Anger became intrigued by natural fibers several years ago during a surfing vacation to the Cornish coast of England. While there he visited the Eden Project in Cornwall. It features two large enclosures with connected domes housing thousands of plant species as well as bio-based applications. A surfboard made of natural fibers caught Anger’s attention and planted the seed later germinated by the SWE: Why not use natural fibers for wind blades?
To make the project a reality, Anger and fellow research assistant Martin Hofsaess, Dipl.-Ing., contacted Composites Evolution about testing and using the company’s bio-based fiber reinforcements. The SWE research team tested various fibers with different resins to validate their performance characteristics. They ultimately selected Composites Evolution’s Biotex Flax high-performance reinforcement yarns and fabrics, which are based on natural flax fiber.
The main shell of each blade was constructed using Biotex Flax 2X2 Twill fabric (400 grams per square meter) to build the form and resist torque. Unidirectional 275 gsm yarn was selected for the belt and root to resist bending and centripetal forces. Students also added flax plain weave to the outer layer to resist small impacts and provide good surface quality and flax hopsack weave to strengthen the root of the blade and resist bending forces and torque.
The 1.25-meter-long blades were built in two halves using a wet lay-up process and partial vacuum infusion. The halves were then hand laminated and joined using Momentive’s RIM 135 and 285 epoxy resins. Anger says these resins were chosen because they fully cure without being tempered, are certified for wind blades in Germany and are commonly used at the university’s Institute for Aircraft Design.

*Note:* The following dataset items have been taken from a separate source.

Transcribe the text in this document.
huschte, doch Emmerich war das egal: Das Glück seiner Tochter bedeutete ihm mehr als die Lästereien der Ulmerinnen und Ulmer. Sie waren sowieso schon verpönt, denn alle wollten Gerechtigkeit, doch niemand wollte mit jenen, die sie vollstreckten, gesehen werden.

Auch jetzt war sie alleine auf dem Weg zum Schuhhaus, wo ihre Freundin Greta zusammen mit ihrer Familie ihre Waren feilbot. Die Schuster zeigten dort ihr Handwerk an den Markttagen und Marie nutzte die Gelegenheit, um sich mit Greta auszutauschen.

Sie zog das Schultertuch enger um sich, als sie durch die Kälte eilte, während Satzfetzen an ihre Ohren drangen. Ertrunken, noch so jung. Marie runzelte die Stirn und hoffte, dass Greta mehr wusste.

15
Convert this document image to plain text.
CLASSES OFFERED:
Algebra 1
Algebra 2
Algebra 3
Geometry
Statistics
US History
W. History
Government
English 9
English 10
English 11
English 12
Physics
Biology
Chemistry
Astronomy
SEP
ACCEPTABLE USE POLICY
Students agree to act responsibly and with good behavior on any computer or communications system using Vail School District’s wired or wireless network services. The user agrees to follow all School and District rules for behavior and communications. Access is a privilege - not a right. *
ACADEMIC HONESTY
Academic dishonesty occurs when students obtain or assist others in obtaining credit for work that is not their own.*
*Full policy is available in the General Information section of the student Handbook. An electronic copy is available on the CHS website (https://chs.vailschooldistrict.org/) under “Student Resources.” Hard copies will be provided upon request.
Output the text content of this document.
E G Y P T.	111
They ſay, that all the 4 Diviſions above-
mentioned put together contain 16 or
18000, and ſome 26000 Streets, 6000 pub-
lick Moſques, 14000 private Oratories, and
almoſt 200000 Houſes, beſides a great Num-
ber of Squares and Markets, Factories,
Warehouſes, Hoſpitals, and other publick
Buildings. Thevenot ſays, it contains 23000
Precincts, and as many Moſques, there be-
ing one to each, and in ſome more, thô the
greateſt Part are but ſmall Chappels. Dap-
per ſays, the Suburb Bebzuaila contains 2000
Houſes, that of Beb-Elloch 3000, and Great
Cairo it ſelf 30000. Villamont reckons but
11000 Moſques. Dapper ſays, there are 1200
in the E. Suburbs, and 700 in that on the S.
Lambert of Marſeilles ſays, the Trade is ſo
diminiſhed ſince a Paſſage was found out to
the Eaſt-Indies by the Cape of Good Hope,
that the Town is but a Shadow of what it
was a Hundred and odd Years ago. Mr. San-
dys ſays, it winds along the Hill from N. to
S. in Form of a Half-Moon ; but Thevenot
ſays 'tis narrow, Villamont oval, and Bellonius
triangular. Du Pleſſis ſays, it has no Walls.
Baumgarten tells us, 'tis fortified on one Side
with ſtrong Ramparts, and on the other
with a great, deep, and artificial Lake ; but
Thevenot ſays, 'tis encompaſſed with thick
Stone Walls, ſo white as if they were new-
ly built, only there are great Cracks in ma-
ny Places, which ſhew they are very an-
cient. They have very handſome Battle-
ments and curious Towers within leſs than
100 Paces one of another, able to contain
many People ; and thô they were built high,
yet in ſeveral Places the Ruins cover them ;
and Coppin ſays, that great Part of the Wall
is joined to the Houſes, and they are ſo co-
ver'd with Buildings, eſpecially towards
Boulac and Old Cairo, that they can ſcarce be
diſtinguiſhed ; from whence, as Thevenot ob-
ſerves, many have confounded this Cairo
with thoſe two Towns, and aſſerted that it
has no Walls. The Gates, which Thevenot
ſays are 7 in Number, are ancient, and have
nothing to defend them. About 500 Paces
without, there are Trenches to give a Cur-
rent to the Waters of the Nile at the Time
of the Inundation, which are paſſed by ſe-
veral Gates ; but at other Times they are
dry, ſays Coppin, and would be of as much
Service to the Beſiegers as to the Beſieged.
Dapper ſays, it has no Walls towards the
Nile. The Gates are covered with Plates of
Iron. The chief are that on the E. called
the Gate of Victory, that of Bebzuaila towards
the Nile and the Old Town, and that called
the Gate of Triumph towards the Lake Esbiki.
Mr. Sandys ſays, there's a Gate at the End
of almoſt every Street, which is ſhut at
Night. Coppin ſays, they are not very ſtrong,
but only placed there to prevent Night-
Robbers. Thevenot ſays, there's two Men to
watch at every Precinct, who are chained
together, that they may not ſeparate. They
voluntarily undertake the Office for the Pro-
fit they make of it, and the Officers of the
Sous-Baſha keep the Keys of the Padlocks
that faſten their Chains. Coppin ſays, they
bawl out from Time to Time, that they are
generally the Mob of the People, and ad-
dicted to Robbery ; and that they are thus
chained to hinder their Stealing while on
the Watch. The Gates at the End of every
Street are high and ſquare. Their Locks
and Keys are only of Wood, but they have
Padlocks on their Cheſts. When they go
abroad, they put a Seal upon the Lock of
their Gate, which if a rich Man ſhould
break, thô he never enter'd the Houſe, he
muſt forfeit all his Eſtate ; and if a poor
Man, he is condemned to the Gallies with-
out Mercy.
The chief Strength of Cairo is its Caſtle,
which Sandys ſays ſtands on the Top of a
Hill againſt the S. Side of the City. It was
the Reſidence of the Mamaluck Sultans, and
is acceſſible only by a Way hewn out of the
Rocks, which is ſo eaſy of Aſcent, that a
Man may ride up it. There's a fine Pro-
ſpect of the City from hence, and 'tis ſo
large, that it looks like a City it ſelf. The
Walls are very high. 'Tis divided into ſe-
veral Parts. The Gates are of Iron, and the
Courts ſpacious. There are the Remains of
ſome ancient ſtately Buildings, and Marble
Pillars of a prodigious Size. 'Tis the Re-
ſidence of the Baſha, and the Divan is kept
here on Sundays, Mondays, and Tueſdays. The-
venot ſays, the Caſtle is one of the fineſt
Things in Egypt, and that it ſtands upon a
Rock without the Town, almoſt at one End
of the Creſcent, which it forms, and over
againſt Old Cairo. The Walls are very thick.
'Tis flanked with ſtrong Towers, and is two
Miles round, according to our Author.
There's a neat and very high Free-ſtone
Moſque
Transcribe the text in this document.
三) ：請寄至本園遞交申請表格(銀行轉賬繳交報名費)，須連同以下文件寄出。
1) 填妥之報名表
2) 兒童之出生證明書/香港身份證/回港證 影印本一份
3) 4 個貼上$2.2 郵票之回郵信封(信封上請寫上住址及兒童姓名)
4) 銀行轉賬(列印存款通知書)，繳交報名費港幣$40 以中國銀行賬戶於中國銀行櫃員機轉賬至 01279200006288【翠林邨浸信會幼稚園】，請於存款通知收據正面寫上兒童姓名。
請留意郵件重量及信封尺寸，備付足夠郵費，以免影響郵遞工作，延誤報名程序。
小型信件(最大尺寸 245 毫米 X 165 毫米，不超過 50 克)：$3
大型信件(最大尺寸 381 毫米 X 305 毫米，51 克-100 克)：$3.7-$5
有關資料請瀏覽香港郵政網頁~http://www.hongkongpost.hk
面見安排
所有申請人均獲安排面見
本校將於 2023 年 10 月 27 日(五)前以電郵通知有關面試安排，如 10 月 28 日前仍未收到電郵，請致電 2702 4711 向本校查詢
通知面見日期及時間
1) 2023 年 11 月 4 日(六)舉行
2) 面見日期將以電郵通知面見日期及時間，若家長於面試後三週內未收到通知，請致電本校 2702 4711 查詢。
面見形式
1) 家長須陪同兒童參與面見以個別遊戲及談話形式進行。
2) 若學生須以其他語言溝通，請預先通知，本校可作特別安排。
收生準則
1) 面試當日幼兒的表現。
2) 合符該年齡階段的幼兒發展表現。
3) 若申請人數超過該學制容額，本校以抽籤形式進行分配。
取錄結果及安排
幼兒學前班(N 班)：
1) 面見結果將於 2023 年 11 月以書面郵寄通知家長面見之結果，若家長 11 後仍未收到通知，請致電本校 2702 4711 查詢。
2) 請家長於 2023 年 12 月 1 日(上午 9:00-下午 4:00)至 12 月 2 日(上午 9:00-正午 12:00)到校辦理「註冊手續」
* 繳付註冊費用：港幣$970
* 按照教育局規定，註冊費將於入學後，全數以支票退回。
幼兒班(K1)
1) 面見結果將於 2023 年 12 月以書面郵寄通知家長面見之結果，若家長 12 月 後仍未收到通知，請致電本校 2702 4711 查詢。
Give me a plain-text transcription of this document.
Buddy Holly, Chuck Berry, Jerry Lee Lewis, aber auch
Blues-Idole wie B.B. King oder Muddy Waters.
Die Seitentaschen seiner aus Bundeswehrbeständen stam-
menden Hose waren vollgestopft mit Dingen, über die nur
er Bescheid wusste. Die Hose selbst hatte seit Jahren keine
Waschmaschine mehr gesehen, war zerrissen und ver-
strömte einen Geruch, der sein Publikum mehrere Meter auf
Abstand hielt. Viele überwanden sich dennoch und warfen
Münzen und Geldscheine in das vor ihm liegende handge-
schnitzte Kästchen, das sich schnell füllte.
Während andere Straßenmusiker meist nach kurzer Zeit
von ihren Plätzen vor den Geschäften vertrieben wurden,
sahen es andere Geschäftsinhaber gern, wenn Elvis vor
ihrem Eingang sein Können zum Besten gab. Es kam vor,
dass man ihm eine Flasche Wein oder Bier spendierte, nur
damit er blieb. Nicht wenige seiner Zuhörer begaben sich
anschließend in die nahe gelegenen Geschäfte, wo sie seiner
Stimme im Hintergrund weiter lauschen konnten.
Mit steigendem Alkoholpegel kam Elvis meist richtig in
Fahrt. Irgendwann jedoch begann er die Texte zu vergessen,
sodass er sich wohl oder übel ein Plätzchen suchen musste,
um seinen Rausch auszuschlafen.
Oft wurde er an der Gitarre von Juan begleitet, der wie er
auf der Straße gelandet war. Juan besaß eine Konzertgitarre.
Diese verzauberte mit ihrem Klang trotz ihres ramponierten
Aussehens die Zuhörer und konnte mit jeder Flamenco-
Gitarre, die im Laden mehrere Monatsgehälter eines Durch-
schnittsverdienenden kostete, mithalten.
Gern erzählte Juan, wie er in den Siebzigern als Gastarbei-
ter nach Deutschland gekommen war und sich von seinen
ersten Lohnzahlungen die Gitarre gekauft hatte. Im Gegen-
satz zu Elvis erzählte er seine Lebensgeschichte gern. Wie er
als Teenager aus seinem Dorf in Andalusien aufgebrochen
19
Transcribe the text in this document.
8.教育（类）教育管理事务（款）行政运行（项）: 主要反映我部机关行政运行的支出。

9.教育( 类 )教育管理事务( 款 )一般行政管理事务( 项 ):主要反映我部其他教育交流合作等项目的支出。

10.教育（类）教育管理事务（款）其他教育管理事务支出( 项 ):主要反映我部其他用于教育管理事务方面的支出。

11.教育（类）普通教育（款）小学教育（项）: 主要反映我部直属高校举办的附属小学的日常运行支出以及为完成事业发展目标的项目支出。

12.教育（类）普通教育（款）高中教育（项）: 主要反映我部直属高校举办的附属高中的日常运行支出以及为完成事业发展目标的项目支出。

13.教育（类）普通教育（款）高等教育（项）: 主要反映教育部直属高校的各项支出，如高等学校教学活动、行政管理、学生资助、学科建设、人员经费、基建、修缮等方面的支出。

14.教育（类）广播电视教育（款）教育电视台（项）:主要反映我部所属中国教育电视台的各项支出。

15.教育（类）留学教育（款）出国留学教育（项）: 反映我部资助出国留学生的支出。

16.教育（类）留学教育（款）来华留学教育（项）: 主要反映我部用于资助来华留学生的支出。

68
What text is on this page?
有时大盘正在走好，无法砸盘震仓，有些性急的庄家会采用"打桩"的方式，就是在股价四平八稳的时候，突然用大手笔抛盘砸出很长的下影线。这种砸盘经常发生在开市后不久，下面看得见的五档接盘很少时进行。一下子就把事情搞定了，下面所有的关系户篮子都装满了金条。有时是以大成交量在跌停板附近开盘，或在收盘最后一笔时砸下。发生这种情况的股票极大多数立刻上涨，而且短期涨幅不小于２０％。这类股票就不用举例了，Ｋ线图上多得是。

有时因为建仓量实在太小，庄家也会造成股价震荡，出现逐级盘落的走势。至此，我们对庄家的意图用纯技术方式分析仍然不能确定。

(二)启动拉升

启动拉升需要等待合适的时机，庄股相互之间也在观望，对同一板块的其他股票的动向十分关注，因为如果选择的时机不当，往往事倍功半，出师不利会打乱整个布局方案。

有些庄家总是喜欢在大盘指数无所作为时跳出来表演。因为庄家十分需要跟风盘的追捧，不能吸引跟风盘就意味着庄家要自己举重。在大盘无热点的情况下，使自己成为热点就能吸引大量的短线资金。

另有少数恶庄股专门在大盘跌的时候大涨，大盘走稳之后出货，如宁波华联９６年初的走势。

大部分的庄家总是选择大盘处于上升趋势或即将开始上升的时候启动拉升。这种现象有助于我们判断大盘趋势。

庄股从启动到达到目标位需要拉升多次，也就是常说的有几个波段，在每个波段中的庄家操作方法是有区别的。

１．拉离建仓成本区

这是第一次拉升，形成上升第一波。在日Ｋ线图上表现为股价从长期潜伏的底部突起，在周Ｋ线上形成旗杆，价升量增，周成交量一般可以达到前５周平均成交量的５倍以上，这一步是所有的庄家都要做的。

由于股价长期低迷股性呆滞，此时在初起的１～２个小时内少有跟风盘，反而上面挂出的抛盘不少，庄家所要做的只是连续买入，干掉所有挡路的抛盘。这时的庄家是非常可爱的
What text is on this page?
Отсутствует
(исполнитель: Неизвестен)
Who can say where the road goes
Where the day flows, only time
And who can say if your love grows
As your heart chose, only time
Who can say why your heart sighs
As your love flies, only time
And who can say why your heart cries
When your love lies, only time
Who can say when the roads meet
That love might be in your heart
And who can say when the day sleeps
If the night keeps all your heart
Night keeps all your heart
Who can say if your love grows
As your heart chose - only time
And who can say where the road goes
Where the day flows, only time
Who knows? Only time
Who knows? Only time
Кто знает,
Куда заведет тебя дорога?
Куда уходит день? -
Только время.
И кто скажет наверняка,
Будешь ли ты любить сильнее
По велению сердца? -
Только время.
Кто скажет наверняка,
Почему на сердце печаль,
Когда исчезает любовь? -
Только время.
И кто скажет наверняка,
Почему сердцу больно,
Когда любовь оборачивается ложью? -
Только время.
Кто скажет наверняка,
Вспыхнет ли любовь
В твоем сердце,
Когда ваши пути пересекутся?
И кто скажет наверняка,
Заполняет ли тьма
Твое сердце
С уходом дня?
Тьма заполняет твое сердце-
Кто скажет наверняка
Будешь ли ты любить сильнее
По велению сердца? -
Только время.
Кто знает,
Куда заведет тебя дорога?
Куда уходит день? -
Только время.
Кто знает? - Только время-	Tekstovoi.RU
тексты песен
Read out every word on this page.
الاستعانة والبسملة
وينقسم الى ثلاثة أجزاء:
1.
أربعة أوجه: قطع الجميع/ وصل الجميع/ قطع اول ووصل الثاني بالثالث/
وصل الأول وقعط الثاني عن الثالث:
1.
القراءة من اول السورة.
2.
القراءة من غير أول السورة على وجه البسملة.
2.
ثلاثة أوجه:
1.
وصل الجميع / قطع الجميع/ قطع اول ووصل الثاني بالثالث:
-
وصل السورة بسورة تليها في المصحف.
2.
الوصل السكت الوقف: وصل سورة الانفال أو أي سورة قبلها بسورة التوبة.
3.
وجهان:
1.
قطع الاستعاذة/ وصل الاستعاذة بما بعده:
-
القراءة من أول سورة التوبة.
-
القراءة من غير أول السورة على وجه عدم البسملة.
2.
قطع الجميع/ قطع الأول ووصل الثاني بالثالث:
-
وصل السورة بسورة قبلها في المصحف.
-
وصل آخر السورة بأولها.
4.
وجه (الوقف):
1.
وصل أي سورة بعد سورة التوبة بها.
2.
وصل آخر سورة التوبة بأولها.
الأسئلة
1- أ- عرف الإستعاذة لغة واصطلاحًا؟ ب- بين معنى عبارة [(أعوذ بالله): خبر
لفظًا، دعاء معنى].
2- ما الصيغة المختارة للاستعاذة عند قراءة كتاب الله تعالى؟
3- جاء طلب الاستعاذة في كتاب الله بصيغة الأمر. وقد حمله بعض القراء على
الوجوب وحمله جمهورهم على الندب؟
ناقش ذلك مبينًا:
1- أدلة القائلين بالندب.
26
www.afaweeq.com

The team conducted several tests on material strips and later actual blades, including Eigen frequency (resonance frequency), bending, tensile and pressure tests. “In comparison to standard serial blades, the natural blades are a bit heavier and a bit softer against bending forces,” says Anger. Still, researchers validated that wind blades for small turbines can indeed be built using natural fiber fabrics.
The natural fiber wind blades replaced traditional FRP ones on a rooftop turbine on campus last fall. The University of Stuttgart is currently preparing the turbine and measurement system for long-term blade testing and power curve testing. To date, there is no commercial interest, but that doesn’t deter the researchers. “After all, this is a student project,” says Anger. “It will grow with the students and their successors.”